After a weekend of downpours and winds of up to 70mph in south-west England and Wales, which brought down trees, left thousands of homes without power and disrupted rail services, the Environment Agency said the situation was improving.
While flood waters had swept into low-lying fields and some roads, only around 20 properties had flooded across the country.
Unfinished flood defences in Upton-on-Severn, which had to be shored up over the weekend, had kept water out and Tewkesbury, badly hit during the 2007 floods, had experienced some localised flooding but nothing unusual for the area, the Environment Agency said.
However, 37 flood warnings and almost 140 less serious flood alerts are still in place for England and Wales, with most of the warnings concentrated in the South West.
The Environment Agency said southern England looked set to receive another 0.8in to 1.2in (20mm to 30mm) of rain overnight, raising concerns over how already-saturated river catchments would cope with the latest downpours.
First Great Western services were being affected by flooding between Swindon and Bristol Parkway, with a reduced train service running between London Paddington and Cardiff and Swansea and diversions in place in both directions. Trains are not calling at Bristol Parkway but will call additionally at Patchway, and a bus service is running between Patchway and Bristol Parkway. First Great Western warned journey times would be extended by up to 50 minutes.

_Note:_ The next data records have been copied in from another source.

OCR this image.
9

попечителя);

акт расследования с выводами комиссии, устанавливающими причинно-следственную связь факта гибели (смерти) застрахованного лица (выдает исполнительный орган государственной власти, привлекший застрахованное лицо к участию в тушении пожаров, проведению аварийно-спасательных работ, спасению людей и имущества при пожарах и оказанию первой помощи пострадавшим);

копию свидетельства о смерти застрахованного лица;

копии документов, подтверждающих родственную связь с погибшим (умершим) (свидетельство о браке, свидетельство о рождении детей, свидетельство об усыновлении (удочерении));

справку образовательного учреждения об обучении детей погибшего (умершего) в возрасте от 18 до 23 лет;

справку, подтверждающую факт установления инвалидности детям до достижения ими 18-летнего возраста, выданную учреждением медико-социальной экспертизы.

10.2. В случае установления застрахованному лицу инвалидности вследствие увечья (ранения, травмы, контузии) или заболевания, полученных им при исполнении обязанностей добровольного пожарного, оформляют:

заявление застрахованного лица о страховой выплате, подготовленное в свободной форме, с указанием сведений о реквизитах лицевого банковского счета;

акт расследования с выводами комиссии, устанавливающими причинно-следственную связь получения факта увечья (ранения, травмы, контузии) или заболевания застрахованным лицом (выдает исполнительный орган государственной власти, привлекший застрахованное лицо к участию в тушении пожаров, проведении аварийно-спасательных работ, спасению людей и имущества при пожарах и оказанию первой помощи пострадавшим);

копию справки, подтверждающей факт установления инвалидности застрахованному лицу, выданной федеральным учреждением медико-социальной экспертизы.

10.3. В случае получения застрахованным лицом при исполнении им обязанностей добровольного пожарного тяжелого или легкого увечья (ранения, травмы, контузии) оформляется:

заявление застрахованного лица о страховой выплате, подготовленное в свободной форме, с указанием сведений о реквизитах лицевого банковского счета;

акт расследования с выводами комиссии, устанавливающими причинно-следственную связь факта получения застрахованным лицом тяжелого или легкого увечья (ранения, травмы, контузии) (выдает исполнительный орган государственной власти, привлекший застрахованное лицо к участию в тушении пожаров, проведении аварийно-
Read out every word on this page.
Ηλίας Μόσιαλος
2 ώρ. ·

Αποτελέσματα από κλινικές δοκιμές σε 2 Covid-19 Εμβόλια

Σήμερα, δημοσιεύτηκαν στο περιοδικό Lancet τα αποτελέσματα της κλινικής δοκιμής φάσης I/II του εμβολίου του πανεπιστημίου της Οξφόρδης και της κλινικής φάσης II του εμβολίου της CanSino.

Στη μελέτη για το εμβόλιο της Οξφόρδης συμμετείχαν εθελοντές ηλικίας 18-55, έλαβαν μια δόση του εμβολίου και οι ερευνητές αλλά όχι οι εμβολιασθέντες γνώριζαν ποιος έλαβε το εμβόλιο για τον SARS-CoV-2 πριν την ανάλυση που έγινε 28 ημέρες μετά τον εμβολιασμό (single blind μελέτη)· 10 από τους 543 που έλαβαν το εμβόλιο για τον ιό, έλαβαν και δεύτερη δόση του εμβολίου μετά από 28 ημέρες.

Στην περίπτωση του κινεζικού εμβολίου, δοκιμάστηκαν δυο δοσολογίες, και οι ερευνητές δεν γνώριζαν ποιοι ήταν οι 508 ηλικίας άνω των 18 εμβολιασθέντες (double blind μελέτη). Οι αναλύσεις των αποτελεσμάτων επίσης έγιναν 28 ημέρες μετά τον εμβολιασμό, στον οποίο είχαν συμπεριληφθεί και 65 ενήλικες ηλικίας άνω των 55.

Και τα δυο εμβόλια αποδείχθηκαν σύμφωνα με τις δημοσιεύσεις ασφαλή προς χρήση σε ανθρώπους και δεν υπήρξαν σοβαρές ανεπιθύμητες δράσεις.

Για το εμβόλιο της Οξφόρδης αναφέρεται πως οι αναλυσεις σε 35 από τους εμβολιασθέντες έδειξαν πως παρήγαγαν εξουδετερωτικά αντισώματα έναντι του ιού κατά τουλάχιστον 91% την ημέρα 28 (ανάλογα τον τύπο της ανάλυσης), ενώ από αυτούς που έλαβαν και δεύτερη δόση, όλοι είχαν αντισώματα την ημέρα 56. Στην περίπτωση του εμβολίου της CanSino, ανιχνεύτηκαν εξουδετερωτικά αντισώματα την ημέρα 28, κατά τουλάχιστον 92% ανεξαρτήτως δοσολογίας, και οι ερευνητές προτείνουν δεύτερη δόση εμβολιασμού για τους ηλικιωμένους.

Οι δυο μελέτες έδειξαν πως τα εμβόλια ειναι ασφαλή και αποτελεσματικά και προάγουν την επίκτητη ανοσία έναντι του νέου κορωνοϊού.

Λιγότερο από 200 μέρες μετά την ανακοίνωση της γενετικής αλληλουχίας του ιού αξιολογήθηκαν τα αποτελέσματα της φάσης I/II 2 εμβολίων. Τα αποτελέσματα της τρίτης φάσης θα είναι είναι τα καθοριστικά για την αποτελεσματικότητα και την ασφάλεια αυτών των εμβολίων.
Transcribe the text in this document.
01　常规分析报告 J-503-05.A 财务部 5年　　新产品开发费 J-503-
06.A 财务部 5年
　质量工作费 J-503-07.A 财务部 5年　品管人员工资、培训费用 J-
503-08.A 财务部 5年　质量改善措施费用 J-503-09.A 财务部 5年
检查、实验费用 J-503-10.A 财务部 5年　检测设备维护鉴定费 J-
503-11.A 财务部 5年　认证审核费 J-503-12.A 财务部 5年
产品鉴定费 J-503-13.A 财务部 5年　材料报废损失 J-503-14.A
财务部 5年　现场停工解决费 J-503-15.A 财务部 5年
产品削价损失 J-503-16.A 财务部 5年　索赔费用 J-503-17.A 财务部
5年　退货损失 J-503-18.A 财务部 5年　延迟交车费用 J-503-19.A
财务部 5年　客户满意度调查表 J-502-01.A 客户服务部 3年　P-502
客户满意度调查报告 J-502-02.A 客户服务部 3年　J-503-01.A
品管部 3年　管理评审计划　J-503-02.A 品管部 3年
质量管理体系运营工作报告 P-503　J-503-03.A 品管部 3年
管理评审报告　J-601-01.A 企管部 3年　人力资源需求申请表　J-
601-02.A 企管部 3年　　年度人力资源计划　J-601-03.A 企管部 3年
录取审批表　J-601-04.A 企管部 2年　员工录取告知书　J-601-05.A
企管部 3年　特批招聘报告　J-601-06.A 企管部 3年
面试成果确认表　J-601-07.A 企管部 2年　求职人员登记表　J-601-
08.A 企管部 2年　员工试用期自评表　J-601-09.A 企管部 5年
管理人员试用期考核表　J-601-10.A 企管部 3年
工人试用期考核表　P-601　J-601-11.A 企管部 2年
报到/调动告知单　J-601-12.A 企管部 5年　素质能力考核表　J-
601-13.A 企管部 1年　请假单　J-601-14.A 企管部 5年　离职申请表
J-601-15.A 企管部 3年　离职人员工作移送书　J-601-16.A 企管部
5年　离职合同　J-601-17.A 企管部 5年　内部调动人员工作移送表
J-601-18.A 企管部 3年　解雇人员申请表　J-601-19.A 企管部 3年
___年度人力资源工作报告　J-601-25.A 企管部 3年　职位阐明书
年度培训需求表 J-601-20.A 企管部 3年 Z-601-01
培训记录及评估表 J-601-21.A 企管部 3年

Badminton horse trials fell victim to the weather, with organisers announcing the equestrian competition had been cancelled as the ground was "totally waterlogged and partially flooded" following the heavy rain.
The Duke and Duchess of Cambridge had been due to attend the final day of the trials, which were to have run from Thursday to next Monday, to watch the showjumping element and present the final prizes.
Despite the heavy rain over the weekend, swathes of England are still in a state of drought with warnings that the downpours were not enough to counteract the effects of two unusually dry winters.